Hal ini diungkapkan oleh Prof. Ir. Mujtahidah Anggriani Ummul Muzayyanah, S.Pt., M.P., Ph.D., IPM dalam pidato pengukuhannya sebagai Guru Besar Ekonomi Keperilakuan Produk Peternakan di Fakultas Peternakan Universitas Gadjah Mada (UGM). Acara berlangsung pada Selasa (18/2/2025) di Ruang Balai Senat, Gedung Pusat UGM.
Dalam pidatonya yang berjudul “Transformasi Perilaku Konsumsi Pangan Produk Peternakan Dalam Perspektif Ekonomi Malnutrisi”, Mujtahidah menyoroti kecenderungan rumah tangga berpenghasilan rendah dalam memilih makanan. “Sebagian besar disebabkan oleh fakta bahwa rumah tangga kelompok ini harus memprioritaskan pemenuhan kebutuhan pangan dasar,” jelasnya.

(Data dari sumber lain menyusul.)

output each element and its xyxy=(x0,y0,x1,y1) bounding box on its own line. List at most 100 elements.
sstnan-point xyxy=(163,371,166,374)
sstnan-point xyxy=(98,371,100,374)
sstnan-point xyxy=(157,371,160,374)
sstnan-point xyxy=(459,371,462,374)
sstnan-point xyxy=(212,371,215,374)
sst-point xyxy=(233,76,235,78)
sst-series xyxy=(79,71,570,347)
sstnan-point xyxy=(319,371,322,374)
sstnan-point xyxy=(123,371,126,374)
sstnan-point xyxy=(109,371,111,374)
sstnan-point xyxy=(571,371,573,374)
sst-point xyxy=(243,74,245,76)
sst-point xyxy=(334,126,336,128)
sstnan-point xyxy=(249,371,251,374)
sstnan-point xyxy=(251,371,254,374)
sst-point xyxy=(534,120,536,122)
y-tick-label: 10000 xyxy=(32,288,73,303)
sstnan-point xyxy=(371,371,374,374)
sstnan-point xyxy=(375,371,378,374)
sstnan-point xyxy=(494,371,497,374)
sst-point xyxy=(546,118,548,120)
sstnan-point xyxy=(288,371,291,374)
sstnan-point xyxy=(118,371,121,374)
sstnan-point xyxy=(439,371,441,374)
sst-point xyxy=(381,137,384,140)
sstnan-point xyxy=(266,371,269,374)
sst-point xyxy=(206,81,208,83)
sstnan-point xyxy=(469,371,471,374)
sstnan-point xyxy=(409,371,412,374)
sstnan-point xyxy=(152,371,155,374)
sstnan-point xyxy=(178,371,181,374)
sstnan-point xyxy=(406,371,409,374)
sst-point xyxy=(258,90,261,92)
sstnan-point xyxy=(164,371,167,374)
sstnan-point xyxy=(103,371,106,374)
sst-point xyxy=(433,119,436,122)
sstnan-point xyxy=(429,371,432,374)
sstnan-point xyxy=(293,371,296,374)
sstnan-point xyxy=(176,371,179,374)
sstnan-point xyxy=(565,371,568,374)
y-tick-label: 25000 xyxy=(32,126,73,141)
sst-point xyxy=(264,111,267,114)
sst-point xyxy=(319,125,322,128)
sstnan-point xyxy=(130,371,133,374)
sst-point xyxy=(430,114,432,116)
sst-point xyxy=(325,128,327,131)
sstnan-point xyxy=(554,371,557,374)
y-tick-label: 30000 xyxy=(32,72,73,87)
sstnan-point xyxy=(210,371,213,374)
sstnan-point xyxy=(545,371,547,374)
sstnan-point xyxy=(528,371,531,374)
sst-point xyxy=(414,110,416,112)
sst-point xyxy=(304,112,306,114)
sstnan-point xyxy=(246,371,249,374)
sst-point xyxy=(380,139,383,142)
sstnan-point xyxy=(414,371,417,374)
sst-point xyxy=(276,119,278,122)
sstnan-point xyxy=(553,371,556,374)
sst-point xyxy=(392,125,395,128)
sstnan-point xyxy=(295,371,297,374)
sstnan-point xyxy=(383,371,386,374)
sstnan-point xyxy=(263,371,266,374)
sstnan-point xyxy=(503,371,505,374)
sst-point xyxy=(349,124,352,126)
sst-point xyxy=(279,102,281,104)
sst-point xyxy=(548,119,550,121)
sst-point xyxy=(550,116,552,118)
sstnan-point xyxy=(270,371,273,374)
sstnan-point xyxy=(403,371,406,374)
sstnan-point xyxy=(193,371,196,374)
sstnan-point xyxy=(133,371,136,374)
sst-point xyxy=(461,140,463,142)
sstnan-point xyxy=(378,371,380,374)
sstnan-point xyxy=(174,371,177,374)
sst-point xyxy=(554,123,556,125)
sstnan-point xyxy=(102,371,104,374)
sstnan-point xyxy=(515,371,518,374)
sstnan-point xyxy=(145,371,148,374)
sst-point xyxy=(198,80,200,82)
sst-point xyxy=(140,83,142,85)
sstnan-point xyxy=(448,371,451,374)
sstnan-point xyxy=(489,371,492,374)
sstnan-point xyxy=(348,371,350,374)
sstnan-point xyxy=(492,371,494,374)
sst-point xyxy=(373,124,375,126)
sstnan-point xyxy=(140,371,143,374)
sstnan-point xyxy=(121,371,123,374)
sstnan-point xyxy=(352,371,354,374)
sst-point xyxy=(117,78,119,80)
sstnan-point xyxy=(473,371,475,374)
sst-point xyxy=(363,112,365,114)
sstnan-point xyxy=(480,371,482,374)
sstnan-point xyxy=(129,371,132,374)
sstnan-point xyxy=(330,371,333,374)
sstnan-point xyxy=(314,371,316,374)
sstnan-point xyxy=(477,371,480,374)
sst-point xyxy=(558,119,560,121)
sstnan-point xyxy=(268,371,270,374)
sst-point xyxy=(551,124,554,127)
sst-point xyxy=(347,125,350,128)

Ia juga menyoroti rendahnya tingkat konsumsi susu di Indonesia yang berdampak pada kualitas gizi balita dan anak-anak. Kondisi ini, menurutnya, bisa mempengaruhi kualitas sumber daya manusia di masa depan. “Di saat yang sama, rumah tangga berpenghasilan rendah sulit mengakses susu maupun pangan hewani bernilai tinggi lainnya, seperti daging dan produk olahan susu,” tambahnya.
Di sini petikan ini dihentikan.